# capnography questions



## zzyzx (Nov 22, 2011)

1) Why would the ETCO2 be decreased in a patient with a big pulmonary embolism? I can understand why in a small PE the ETCO2 would be a lower value due to hyperventilation, but shouldn't the ETCO2 be high in a big PE due to a severe V/Q mismatch?

2) The ETCO2 will match the PaCO2 in a healthy patient. Why might it not correspond in a person with cardiovascular issues?

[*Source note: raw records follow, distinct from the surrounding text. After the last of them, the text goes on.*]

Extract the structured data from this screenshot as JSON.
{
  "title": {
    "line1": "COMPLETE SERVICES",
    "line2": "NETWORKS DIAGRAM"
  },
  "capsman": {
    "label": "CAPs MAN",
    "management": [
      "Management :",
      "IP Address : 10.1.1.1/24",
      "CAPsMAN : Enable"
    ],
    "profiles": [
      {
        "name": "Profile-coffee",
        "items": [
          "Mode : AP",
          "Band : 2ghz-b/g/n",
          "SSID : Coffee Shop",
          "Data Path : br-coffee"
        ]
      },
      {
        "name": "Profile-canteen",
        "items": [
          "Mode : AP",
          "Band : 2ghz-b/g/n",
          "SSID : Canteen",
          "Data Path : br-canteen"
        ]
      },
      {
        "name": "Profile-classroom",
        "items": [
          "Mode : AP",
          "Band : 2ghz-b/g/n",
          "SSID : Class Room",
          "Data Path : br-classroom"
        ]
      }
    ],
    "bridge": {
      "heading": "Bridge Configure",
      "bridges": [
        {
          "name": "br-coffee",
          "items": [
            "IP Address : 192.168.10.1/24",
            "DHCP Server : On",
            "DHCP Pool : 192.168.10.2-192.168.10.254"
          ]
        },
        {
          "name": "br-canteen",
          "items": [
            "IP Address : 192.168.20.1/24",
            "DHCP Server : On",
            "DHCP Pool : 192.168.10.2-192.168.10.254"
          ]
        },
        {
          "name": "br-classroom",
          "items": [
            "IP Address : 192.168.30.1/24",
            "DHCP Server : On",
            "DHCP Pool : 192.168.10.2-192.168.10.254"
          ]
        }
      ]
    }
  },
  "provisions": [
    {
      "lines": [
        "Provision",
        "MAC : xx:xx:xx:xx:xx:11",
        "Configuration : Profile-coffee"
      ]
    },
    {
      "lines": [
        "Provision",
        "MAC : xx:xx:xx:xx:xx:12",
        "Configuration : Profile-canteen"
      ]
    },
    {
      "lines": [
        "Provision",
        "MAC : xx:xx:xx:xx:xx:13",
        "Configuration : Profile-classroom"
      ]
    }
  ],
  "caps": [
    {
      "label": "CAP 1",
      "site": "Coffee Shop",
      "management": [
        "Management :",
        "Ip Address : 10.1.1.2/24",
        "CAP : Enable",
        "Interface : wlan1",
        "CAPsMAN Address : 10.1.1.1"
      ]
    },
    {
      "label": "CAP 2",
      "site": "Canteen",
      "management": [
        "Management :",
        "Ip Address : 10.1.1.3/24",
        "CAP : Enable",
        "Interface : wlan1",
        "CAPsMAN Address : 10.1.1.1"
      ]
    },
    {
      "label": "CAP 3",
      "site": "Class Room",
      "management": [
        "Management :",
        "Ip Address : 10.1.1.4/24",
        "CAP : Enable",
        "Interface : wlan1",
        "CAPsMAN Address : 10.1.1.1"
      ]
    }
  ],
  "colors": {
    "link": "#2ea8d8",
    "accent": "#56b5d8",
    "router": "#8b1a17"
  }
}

3) It is correct that in a patient with severe pulmonary edema the ETCO2 would be elevated, right?


----------



## Dwindlin (Nov 22, 2011)

1.  In massive PE you have increased dead space where no gas exchange is occurring.  Alveolar values begin to approach that of room air (high O2 low CO2).

2.  In conditions such as cardiogenic shock less CO2 is delivered to the lungs and thus can decrease EtCO2 values (You can have other EtCO2 changes due to cardiac conditions this is just one example).

3.  Yes.  


zzyzx said:


> 1) Why would the ETCO2 be decreased in a patient with a big pulmonary embolism? I can understand why in a small PE the ETCO2 would be a lower value due to hyperventilation, but shouldn't the ETCO2 be high in a big PE due to a severe V/Q mismatch?
> 
> 2) The ETCO2 will match the PaCO2 in a healthy patient. Why might it not correspond in a person with cardiovascular issues?
> 
> 3) It is correct that in a patient with severe pulmonary edema the ETCO2 would be elevated, right?


----------



## Dwindlin (Nov 22, 2011)

Sorry to quote my own post.  But my I need to correct something and I can't edit the post.

For number 3 if it is pure pulmonary edema (i.e. not cardiac) it EtCO2 will decrease via the explanation for number 1.  Cardiac pulmonary edema will show a rise.



Dwindlin said:


> 1.  In massive PE you have increased dead space where no gas exchange is occurring.  Alveolar values begin to approach that of room air (high O2 low CO2).
> 
> 2.  In conditions such as cardiogenic shock less CO2 is delivered to the lungs and thus can decrease EtCO2 values (You can have other EtCO2 changes due to cardiac conditions this is just one example).
> 
> 3.  Yes.


----------



## Trevor (Nov 23, 2011)

okay so, large pulmonary embolisms can effect ETCO2 several different ways, all resulting in decreased ETCO2 readings...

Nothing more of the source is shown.